Excessive cult of self-esteem
Ed Luce describes this phenomena as “excessive cult of self-esteem” in his book mentioned above. The proportion of teenagers who check the box “I think I am a special person” versus those who check “I am no better or worse than anybody else” has gone off the charts. To quote Ed, “Teachers avoid issuing verbal reprimands for errant behaviour…And every child wins some trophy or the other at school prize day…” Imagine the shock of moving from a high school where everyone is above average to a world where the distribution curve will resemble normal distribution.
We have our own version of the same problem. Reprimands are out, praise is in. Satindra, whose daughter attends one of the most prestigious schools in Delhi, tells me that when his daughter gets her spellings wrong, she still gets a smiley – a red one! Between our version of “Chinese moms” (not to forget the dads), and innumerable multi-coloured smileys, the children must be very confused.
“What kind of world are these children ready for?”
I am not for once advocating that exams be held from Nursery class and burden these children; I only hope half-baked solutions are not adapted. Arvind Panagariya, in the article mentioned above, writes, “RTE proponents had opposed exams because they produce stress in children. But for what kind of world does such education prepare children? A world that is waiting for them with a life on a silver platter?”
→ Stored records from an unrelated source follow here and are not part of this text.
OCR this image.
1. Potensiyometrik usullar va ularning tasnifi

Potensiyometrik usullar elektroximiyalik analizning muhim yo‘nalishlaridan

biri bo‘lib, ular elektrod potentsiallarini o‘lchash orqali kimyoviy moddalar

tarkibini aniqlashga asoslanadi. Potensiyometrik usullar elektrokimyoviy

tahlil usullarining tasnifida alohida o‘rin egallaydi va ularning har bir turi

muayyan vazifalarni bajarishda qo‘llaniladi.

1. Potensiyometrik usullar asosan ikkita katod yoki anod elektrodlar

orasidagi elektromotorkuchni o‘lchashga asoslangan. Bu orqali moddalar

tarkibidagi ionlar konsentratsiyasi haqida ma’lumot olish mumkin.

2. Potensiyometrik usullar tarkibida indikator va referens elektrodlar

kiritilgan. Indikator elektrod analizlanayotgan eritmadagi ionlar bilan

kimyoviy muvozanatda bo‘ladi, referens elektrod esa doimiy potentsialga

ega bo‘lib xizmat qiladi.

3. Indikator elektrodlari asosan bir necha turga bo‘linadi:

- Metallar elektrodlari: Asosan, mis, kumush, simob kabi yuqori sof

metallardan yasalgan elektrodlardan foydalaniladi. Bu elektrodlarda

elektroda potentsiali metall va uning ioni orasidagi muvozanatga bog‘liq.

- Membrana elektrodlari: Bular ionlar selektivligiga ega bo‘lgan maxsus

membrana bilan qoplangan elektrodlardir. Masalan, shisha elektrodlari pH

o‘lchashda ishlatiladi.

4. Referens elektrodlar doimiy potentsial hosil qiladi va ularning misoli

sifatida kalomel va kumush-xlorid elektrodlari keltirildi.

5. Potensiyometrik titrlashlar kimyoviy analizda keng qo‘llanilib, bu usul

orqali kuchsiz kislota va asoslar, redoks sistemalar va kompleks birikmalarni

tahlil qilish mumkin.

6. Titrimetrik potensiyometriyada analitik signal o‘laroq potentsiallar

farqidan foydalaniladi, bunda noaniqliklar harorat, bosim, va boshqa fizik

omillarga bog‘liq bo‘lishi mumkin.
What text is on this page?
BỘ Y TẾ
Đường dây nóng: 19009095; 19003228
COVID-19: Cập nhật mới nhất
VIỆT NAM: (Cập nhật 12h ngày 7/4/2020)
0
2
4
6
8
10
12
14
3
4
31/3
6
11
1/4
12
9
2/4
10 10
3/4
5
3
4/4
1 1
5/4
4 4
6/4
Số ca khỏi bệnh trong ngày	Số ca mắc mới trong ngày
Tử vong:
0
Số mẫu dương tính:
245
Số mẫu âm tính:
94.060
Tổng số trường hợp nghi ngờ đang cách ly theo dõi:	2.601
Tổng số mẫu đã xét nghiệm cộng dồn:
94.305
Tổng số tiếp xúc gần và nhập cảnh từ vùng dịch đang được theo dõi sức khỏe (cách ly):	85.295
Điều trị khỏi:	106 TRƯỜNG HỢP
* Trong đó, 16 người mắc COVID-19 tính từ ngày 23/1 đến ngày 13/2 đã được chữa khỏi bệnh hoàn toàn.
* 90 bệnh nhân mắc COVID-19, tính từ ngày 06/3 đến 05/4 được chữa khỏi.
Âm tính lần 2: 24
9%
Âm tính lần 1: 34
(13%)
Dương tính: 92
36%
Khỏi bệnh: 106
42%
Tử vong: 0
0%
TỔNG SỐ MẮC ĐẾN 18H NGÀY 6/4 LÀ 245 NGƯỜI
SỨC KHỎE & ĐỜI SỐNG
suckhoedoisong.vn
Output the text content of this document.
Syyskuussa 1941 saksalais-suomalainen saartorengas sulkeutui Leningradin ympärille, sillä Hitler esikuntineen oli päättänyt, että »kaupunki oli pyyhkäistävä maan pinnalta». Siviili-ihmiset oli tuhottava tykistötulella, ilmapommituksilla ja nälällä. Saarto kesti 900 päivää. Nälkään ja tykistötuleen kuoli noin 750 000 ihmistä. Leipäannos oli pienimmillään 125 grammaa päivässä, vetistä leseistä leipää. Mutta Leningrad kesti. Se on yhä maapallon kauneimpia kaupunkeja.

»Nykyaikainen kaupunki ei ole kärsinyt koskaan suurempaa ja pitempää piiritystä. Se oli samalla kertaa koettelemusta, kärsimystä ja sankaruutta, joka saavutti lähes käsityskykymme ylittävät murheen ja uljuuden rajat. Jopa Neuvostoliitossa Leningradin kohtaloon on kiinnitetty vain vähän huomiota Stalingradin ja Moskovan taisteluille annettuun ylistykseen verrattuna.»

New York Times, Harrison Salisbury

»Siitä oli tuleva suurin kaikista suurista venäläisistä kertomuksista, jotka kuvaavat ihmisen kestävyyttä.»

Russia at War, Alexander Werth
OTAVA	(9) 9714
Before I end, a bit of pat on my own back. On 26th March, in my blog titled “Will Aadhar Put an End to Double Subsidy?” I had written, “The risk is that in a rush to discover the next winning electoral slogan (Aapka paisa Aapke haath), the Congress leadership may have prematurely rushed into DBT without adequate groundwork or penetration of UID.” Now comes the news that DBT has indeed run into some problems, as per the Prime Minister (read Direct Benefits Transfer programme has run into difficulties, says PM.) I do hope that corrective action is taken soon and this project is not sacrificed at the altar of electoral goals. I also hope there will be no Right to Happiness Bill brought in by UPA-II.